While most of the private equity market is keeping quiet and focusing on existing portfolios, the energy industry is once again causing a racket. Lehman Brothers Merchant Banking last month held a well-received initial public offering for Peabody Energy Corp., the world’s largest privately-owned coal company.
Peabody Energy made its debut on the New York Stock Exchange, with the symbol BTU, on May 22, offering 17.25million shares at $28/share. The shares opened at $36 on the first day and closed at $36.80. At press time, the stock was trading at $32.40.
If there is ever a time to take a coal company public, this is it. President George W. Bush and the Department of Energy have both recently announced energy plans that set coal technologies as a priority.
Alan Washkowitz, the head of the merchant banking group at Lehman, said that the firm had been keeping on an eye onthe performance of similar public companies, namely Arch Coal and CONSOL Energy, and found them to be performing “terrifically.” That, combined with the interest relayed from institutional investors, convinced Lehman that this was the right time. “It’s clear that most of these very big institutional investors think a sea change has happened in terms of coal,” he said. “Coal is now a legitimate major energy source that they all have to have in a big energy portfolio. So everything seemed right [for the IPO].”

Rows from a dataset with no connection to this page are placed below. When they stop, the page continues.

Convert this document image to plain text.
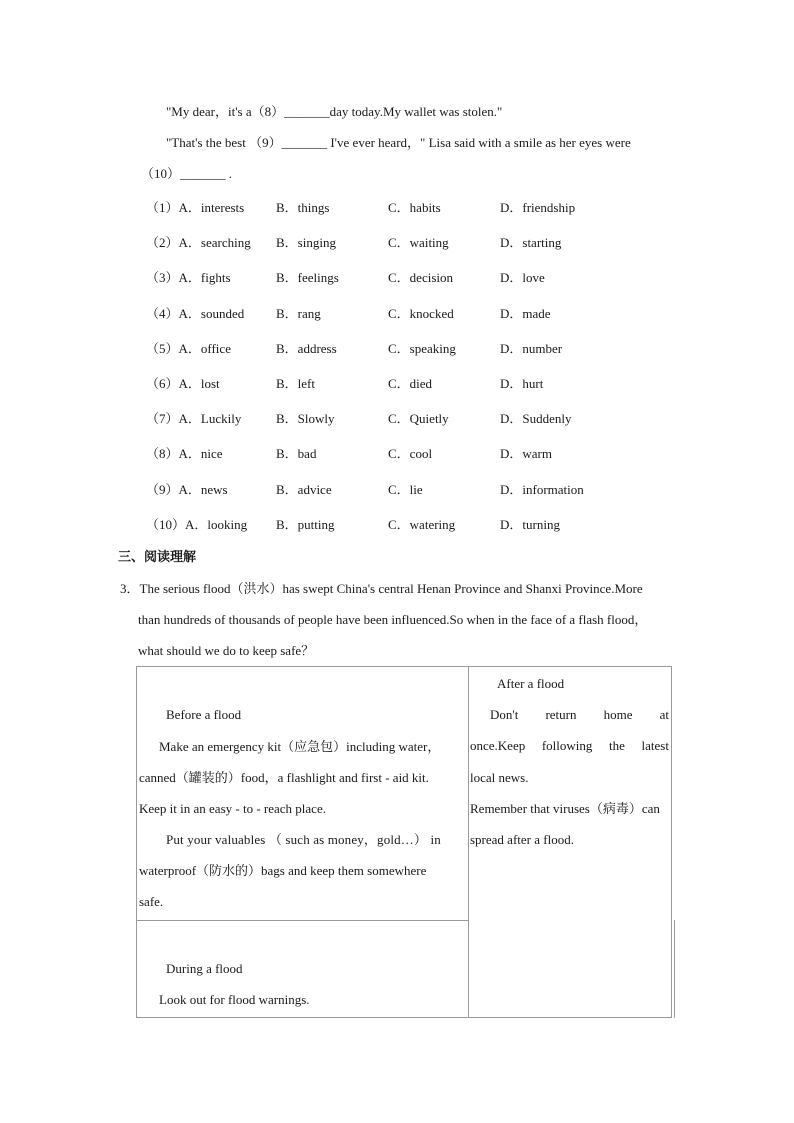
"My dear，it's a（8）_______day today.My wallet was stolen."
"That's the best （9）_______ I've ever heard，" Lisa said with a smile as her eyes were
（10）_______ .
（1）A．interests B．things	C．habits	D．friendship
（2）A．searching B．singing	C．waiting	D．starting
（3）A．fights	B．feelings	C．decision	D．love
（4）A．sounded B．rang	C．knocked	D．made
（5）A．office	B．address	C．speaking	D．number
（6）A．lost	B．left	C．died	D．hurt
（7）A．Luckily	B．Slowly	C．Quietly	D．Suddenly
（8）A．nice	B．bad	C．cool	D．warm
（9）A．news	B．advice	C．lie	D．information
（10）A．looking B．putting	C．watering	D．turning
三、阅读理解
3．The serious flood（洪水）has swept China's central Henan Province and Shanxi Province.More
than hundreds of thousands of people have been influenced.So when in the face of a flash flood，
what should we do to keep safe？
Before a flood
Make an emergency kit（应急包）including water，
canned（罐装的）food，a flashlight and first - aid kit.
Keep it in an easy - to - reach place.
Put your valuables （ such as money，gold…） in
waterproof（防水的）bags and keep them somewhere
safe.
After a flood
Don't return home at
once.Keep following the latest
local news.
Remember that viruses（病毒）can
spread after a flood.
During a flood
Look out for flood warnings.
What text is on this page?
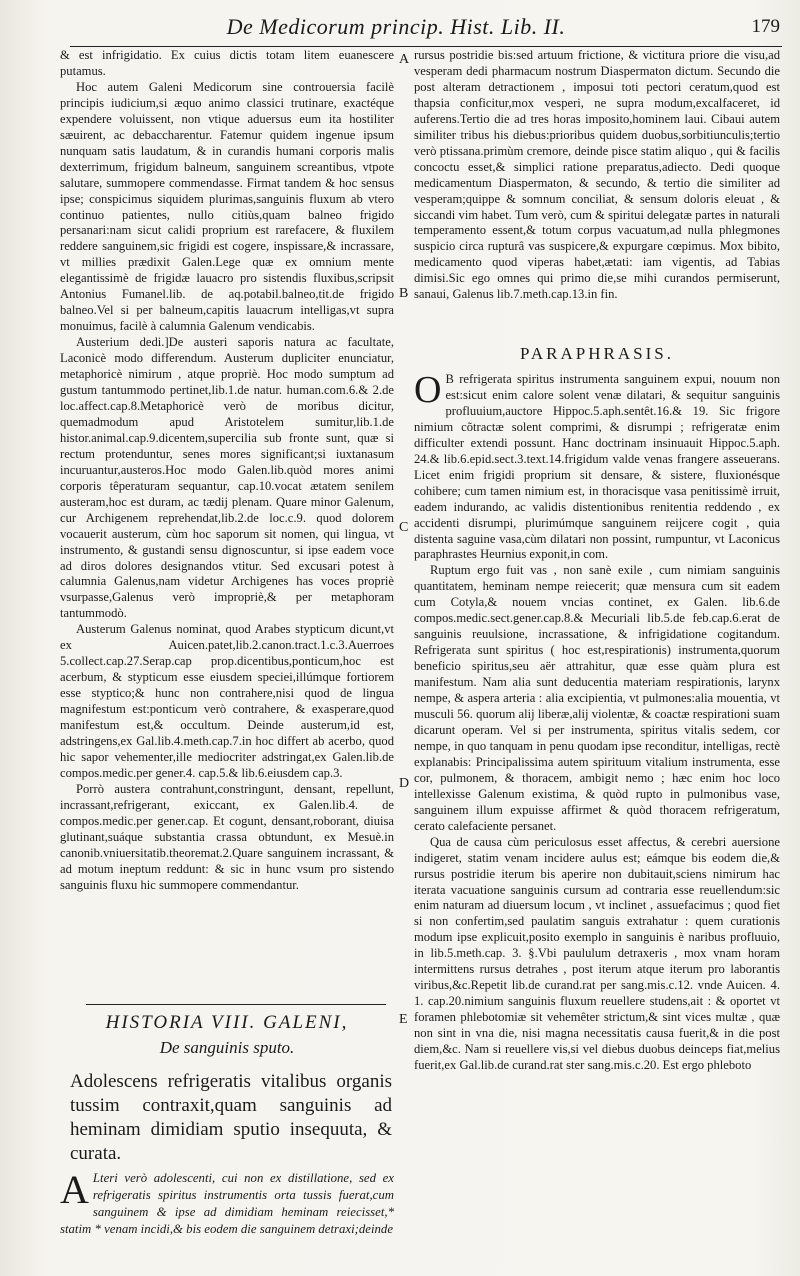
De Medicorum princip. Hist. Lib. II.	179

& est infrigidatio. Ex cuius dictis totam litem euanescere putamus.

Hoc autem Galeni Medicorum sine controuersia facilè principis iudicium,si æquo animo classici trutinare, exactéque expendere voluissent, non vtique aduersus eum ita hostiliter sæuirent, ac debaccharentur. Fatemur quidem ingenue ipsum nunquam satis laudatum, & in curandis humani corporis malis dexterrimum, frigidum balneum, sanguinem screantibus, vtpote salutare, summopere commendasse. Firmat tandem & hoc sensus ipse; conspicimus siquidem plurimas,sanguinis fluxum ab vtero continuo patientes, nullo citiùs,quam balneo frigido persanari:nam sicut calidi proprium est rarefacere, & fluxilem reddere sanguinem,sic frigidi est cogere, inspissare,& incrassare, vt millies prædixit Galen.Lege quæ ex omnium mente elegantissimè de frigidæ lauacro pro sistendis fluxibus,scripsit Antonius Fumanel.lib. de aq.potabil.balneo,tit.de frigido balneo.Vel si per balneum,capitis lauacrum intelligas,vt supra monuimus, facilè à calumnia Galenum vendicabis.

Austerium dedi.]De austeri saporis natura ac facultate, Laconicè modo differendum. Austerum dupliciter enunciatur, metaphoricè nimirum , atque propriè. Hoc modo sumptum ad gustum tantummodo pertinet,lib.1.de natur. human.com.6.& 2.de loc.affect.cap.8.Metaphoricè verò de moribus dicitur, quemadmodum apud Aristotelem sumitur,lib.1.de histor.animal.cap.9.dicentem,supercilia sub fronte sunt, quæ si rectum protenduntur, senes mores significant;si iuxtanasum incuruantur,austeros.Hoc modo Galen.lib.quòd mores animi corporis têperaturam sequantur, cap.10.vocat ætatem senilem austeram,hoc est duram, ac tædij plenam. Quare minor Galenum, cur Archigenem reprehendat,lib.2.de loc.c.9. quod dolorem vocauerit austerum, cùm hoc saporum sit nomen, qui lingua, vt instrumento, & gustandi sensu dignoscuntur, si ipse eadem voce ad diros dolores designandos vtitur. Sed excusari potest à calumnia Galenus,nam videtur Archigenes has voces propriè vsurpasse,Galenus verò impropriè,& per metaphoram tantummodò.

Austerum Galenus nominat, quod Arabes stypticum dicunt,vt ex Auicen.patet,lib.2.canon.tract.1.c.3.Auerroes 5.collect.cap.27.Serap.cap prop.dicentibus,ponticum,hoc est acerbum, & stypticum esse eiusdem speciei,illúmque fortiorem esse styptico;& hunc non contrahere,nisi quod de lingua magnifestum est:ponticum verò contrahere, & exasperare,quod manifestum est,& occultum. Deinde austerum,id est, adstringens,ex Gal.lib.4.meth.cap.7.in hoc differt ab acerbo, quod hic sapor vehementer,ille mediocriter adstringat,ex Galen.lib.de compos.medic.per gener.4. cap.5.& lib.6.eiusdem cap.3.

Porrò austera contrahunt,constringunt, densant, repellunt, incrassant,refrigerant, exiccant, ex Galen.lib.4. de compos.medic.per gener.cap. Et cogunt, densant,roborant, diuisa glutinant,suáque substantia crassa obtundunt, ex Mesuè.in canonib.vniuersitatib.theoremat.2.Quare sanguinem incrassant, & ad motum ineptum reddunt: & sic in hunc vsum pro sistendo sanguinis fluxu hic summopere commendantur.

HISTORIA VIII. GALENI,
De sanguinis sputo.
Adolescens refrigeratis vitalibus organis tussim contraxit,quam sanguinis ad heminam dimidiam sputio insequuta, & curata.
A Lteri verò adolescenti, cui non ex distillatione, sed ex refrigeratis spiritus instrumentis orta tussis fuerat,cum sanguinem & ipse ad dimidiam heminam reiecisset,* statim * venam incidi,& bis eodem die sanguinem detraxi;deinde

rursus postridie bis:sed artuum frictione, & victitura priore die visu,ad vesperam dedi pharmacum nostrum Diaspermaton dictum. Secundo die post alteram detractionem , imposui toti pectori ceratum,quod est thapsia conficitur,mox vesperi, ne supra modum,excalfaceret, id auferens.Tertio die ad tres horas imposito,hominem laui. Cibaui autem similiter tribus his diebus:prioribus quidem duobus,sorbitiunculis;tertio verò ptissana.primùm cremore, deinde pisce statim aliquo , qui & facilis concoctu esset,& simplici ratione preparatus,adiecto. Dedi quoque medicamentum Diaspermaton, & secundo, & tertio die similiter ad vesperam;quippe & somnum conciliat, & sensum doloris eleuat , & siccandi vim habet. Tum verò, cum & spiritui delegatæ partes in naturali temperamento essent,& totum corpus vacuatum,ad nulla phlegmones suspicio circa rupturâ vas suspicere,& expurgare cœpimus. Mox bibito, medicamento quod viperas habet,ætati: iam vigentis, ad Tabias dimisi.Sic ego omnes qui primo die,se mihi curandos permiserunt, sanaui, Galenus lib.7.meth.cap.13.in fin.

PARAPHRASIS.

O B refrigerata spiritus instrumenta sanguinem expui, nouum non est:sicut enim calore solent venæ dilatari, & sequitur sanguinis profluuium,auctore Hippoc.5.aph.sentêt.16.& 19. Sic frigore nimium cõtractæ solent comprimi, & disrumpi ; refrigeratæ enim difficulter extendi possunt. Hanc doctrinam insinuauit Hippoc.5.aph. 24.& lib.6.epid.sect.3.text.14.frigidum valde venas frangere asseuerans. Licet enim frigidi proprium sit densare, & sistere, fluxionésque cohibere; cum tamen nimium est, in thoracisque vasa penitissimè irruit, eadem indurando, ac validis distentionibus renitentia reddendo , ex accidenti disrumpi, plurimúmque sanguinem reijcere cogit , quia distenta saguine vasa,cùm dilatari non possint, rumpuntur, vt Laconicus paraphrastes Heurnius exponit,in com.

Ruptum ergo fuit vas , non sanè exile , cum nimiam sanguinis quantitatem, heminam nempe reiecerit; quæ mensura cum sit eadem cum Cotyla,& nouem vncias continet, ex Galen. lib.6.de compos.medic.sect.gener.cap.8.& Mecuriali lib.5.de feb.cap.6.erat de sanguinis reuulsione, incrassatione, & infrigidatione cogitandum. Refrigerata sunt spiritus ( hoc est,respirationis) instrumenta,quorum beneficio spiritus,seu aër attrahitur, quæ esse quàm plura est manifestum. Nam alia sunt deducentia materiam respirationis, larynx nempe, & aspera arteria : alia excipientia, vt pulmones:alia mouentia, vt musculi 56. quorum alij liberæ,alij violentæ, & coactæ respirationi suam dicarunt operam. Vel si per instrumenta, spiritus vitalis sedem, cor nempe, in quo tanquam in penu quodam ipse reconditur, intelligas, rectè explanabis: Principalissima autem spirituum vitalium instrumenta, esse cor, pulmonem, & thoracem, ambigit nemo ; hæc enim hoc loco intellexisse Galenum existima, & quòd rupto in pulmonibus vase, sanguinem illum expuisse affirmet & quòd thoracem refrigeratum, cerato calefaciente persanet.

Qua de causa cùm periculosus esset affectus, & cerebri auersione indigeret, statim venam incidere aulus est; eámque bis eodem die,& rursus postridie iterum bis aperire non dubitauit,sciens nimirum hac iterata vacuatione sanguinis cursum ad contraria esse reuellendum:sic enim naturam ad diuersum locum , vt inclinet , assuefacimus ; quod fiet si non confertim,sed paulatim sanguis extrahatur : quem curationis modum ipse explicuit,posito exemplo in sanguinis è naribus profluuio, in lib.5.meth.cap. 3. §.Vbi paululum detraxeris , mox vnam horam intermittens rursus detrahes , post iterum atque iterum pro laborantis viribus,&c.Repetit lib.de curand.rat per sang.mis.c.12. vnde Auicen. 4. 1. cap.20.nimium sanguinis fluxum reuellere studens,ait : & oportet vt foramen phlebotomiæ sit vehemêter strictum,& sint vices multæ , quæ non sint in vna die, nisi magna necessitatis causa fuerit,& in die post diem,&c. Nam si reuellere vis,si vel diebus duobus deinceps fiat,melius fuerit,ex Gal.lib.de curand.rat ster sang.mis.c.20. Est ergo phleboto

A
B
C
D
E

Lehman first expressed interest in Peabody in 1989, when it made a failed attempt to acquire a stake in the company. Then in 1998, Lehman got a second chance and made it work. Texas Utilities Co., a Lehman client, made a move to acquire Energy Group, of which Peabody was then a part, but Texas Utilities, which owned U.S. coal assets, could not acquire Peabody even for a moment or the deal would be bogged down in red tape. Therefore, Lehman Brothers Merchant Banking stepped in and agreed to purchase Peabody simultaneously.
At closing, Texas Utilities took Energy Corp., without Peabody, for approximately $11 billion, and Lehman acquired 87% of Peabody for $2.4 billion, including some assumed debt. The financing for the deal included $480 million of equity from Lehman, a $920 million bank facility and $900 million of high-yield notes.
Lehman Brothers, which now has 59% of the company, did not sell any of its stake in the IPO, but following the offering the merchant bank sold down $60 million in equity to two of its investors.
The proceeds from the IPO will also go to paying down debt and should leave the company with approximately $1 billion in debt, said Washkowitz.
Throughout Lehman’s ownership the No. 1 priority for Peabody has been to lower its debt. Two sales generated the majority of the proceeds that Lehman used to pay down approximately $1 billion in debt in the last three years. Peabody sold Citizens Power, an energy trading business, to Edison Mission Energy, for which it received about $100 million. Then in January it sold an Australian coal business to Rio Tinto Plc in London for approximately $450 million, and the buyer assumed approximately $119 million in debt.